Questa visita ha luogo in un preciso contesto politico e sociale segnato dalla sofferenza e dall'insicurezza provocate dalla violenza.  

Desideriamo ringraziare tutte le persone che abbiamo incontrato, i vari gruppi, i rappresentanti dell'Episcopato, il Nunzio Apostolico e in particolar modo il Presidente della Repubblica, On. Dott. Álvaro Uribe. Desidero condividere con voi, in sintesi, le mie impressioni generali, le stesse che ho potuto verificare in varie occasioni: la Chiesa in Colombia è molto apprezzata e svolge un importante compito sia in ambito sociale, sia nell'ambito della riconciliazione.  

In questo contesto, la Chiesa può offrire e offre la sua stessa natura: l'Evangelizzazione. La Chiesa desidera infatti che l'uomo sia sanato e salvato dall'incontro con Cristo, come ha sottolineato il Santo Padre. E questo vale anche per questo paese, affinché vengano distrutti i germi di odio che albergano nel cuore di ogni persona. Inoltre esprimiamo la disponibilità della Chiesa in Colombia a favorire il dialogo a tutti i livelli e il rifiuto della vendetta. Questo dialogo si realizza sulla base di alcuni principi fondamentali: il rispetto dei diritti umani, il rispetto della democrazia e il rispetto del diritto internazionale.  
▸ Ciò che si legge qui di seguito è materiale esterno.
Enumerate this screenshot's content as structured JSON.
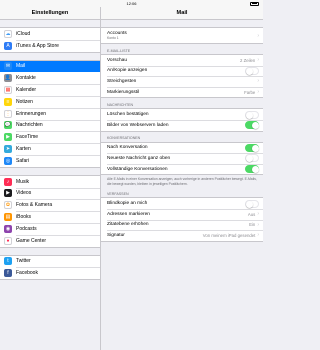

Vi sono segni di speranza e di miglioramento delle condizioni di vita che danno fiducia e rafforzano la volontà di riconciliazione e di dialogo, quali ad esempio una riduzione del numero di persone rapite, vittime di massacri e in generale delle morti violente (Rapporto dell'Alto Comissariato per i Diritti Umani di Ginevra, 2002).

Tutti auspichiamo di vedere una Colombia in pace. Che le persone di buona volontà possano unirsi in questo intento.